A tool, a hurdle, a weapon. An inescapable part of our lives. Language is all that and more. It is also part of our identity as distinct human beings.
Research has shown that when we are born we think in pictures. Eventually, we link the pictures to the words we hear spoken around us. Our cognitive processes are thus all linked to our birth language and, therefore, language and culture are inextricably linked.
Language is an emotive issue with economic, social, educational and political implications, according to Professor Kathleen Thorpe, head of German studies in the School of Literature and Language Studies at the University of the Witwatersrand.
The best example of the political implications of the use of a particular language, was the 1976 Soweto uprisings when pupils refused to be taught in Afrikaans, which the government had tried to force on them. Language — the use of one’s own mother tongue in particular — is a basic human right entrenched in the Bill of Rights in our Constitution.
Thorpe says the undervaluing of the humanities is having a disastrous effect on the general standard of education in South Africa. Young people are being deprived of learning to think critically, construct an argument, tolerate and appreciate difference — as well as improve their language and communication skills, a matter increasingly mentioned by employers, she says.

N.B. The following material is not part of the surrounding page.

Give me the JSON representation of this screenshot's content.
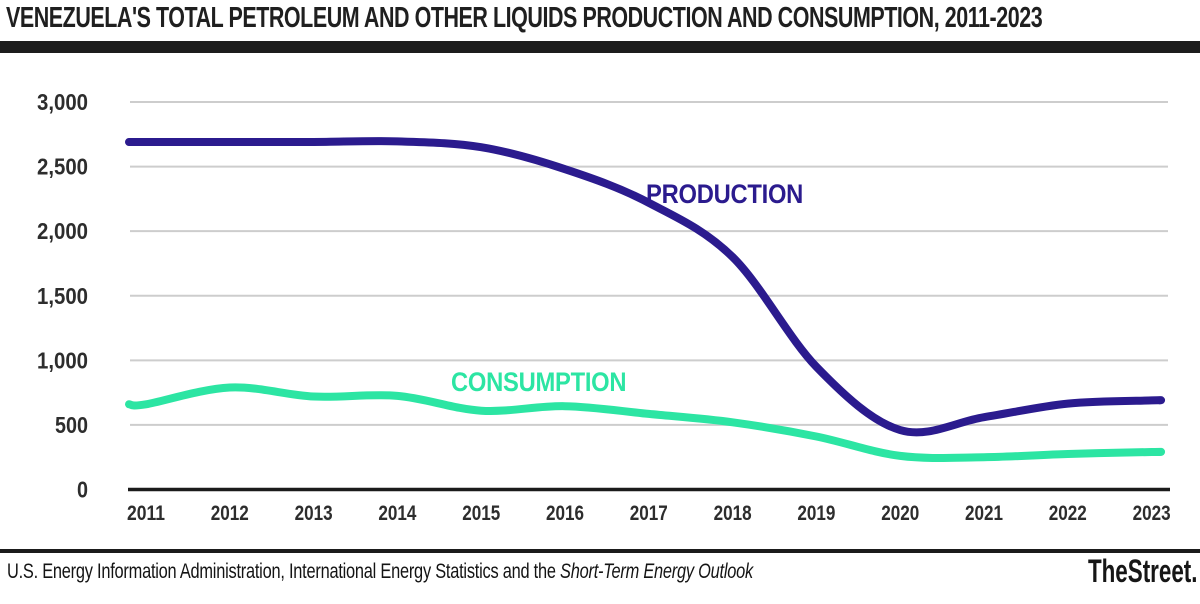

”The perceived hegemony of English is doing everyone a disservice,” says Thorpe. ”South Africa seems woefully unaware of the value of foreign languages — a surprising fact in the light of the upcoming World Cup, at which hundreds of thousands of Europeans are expected. Neither in schools nor at university level, is the awareness of the value of learning a new language very high. Learning a foreign language will change your consciousness,” she says.
Alida Poeti of Wits’ Italian department says: ”Language studies broaden one’s thinking and hone critical and interpretative skills.” She says learning a language is a way to gain new knowledge. ”The knowledge inherent in each culture is woven into its literature.”
”Language is not a tool that describes reality in a secondary fashion, but in fact creates the reality in which we live,” says Frik Potgieter, professor of art history at Unisa.
”Art in visual form is also a language, albeit more bodily directed and less mediated than discursive language. Over time, art forms transform into conceptual clarity, into new discursive language. Therefore a picture is much more than just an image the viewer looks at,” he says.
He explains that art schools aim to instil in students the understanding that visual art operates in a space where new possibilities that cannot be foreseen are created.
”This is why the study and expression of art is integral to the process of creative change our country is in at the moment. Artists are people who are prepared to think experimentally — a vital skill in any job situation. Many art students end up being entrepreneurs because they have this ability,” he says.
Art and language are implicit in the cultures that shape our human identity. Our culture determines our values, beliefs and understanding of life.
Helene Smuts, a visual arts educator and writer has been running the Africa meets Africa project for several years. She says: ”Culture expresses itself through the lives and creative imagination of peoples. In the hands of our master weavers, beadwork-makers and painters, as they innovate with the traditional forms of objects of everyday use, a visual language emerges which is both sophisticated and appealing.
”This visual cultural expression is also the dynamic medium within which people negotiate change and address the fundamental challenge of earning a living.”
Smuts has worked closely with arts educator Jannie van Heerden, mathematicians Dr Chonat Getz and Jackie Scheiber, historian Dr Sekibakiba Lekgoathi (Wits), and architect Professor Peter Rich to develop resource books for teachers and learners. The project is wholly original in its pragmatic approach: the knowledge embedded in indigenous South African arts skills is used to solve contemporary learning problems in schools. The visual language of familiar arts styles serve as entry points to the abstract language of mathematics: even the theorem of Pythagoras is laid bare within the symmetrical patterns on a basket.
”The arts, and in particular the visual arts, can transcend language while holding language and concepts within its presentation,” says Lekgoathi. We have studied the development of visual art expression among the Ndebele women. We were able to trace the paths of this ill-defined ethnic group. Their art was a product of the expression of landlessness, as this group was scattered among white Boer farms around the turn of the previous century. As a result of the scattering of the people, art was emphasised much more than it would have been, and resulted in the crystallisation of the identity of the Ndebele people.”
Says Potgieter: ”The interrelatedness of art, language and culture is becoming clearer, and while we are now living in a world where tension exists between globalisation and regionalism — a healthy tension — those working in these fields are able to understand and embrace the challenges caused by this tension.”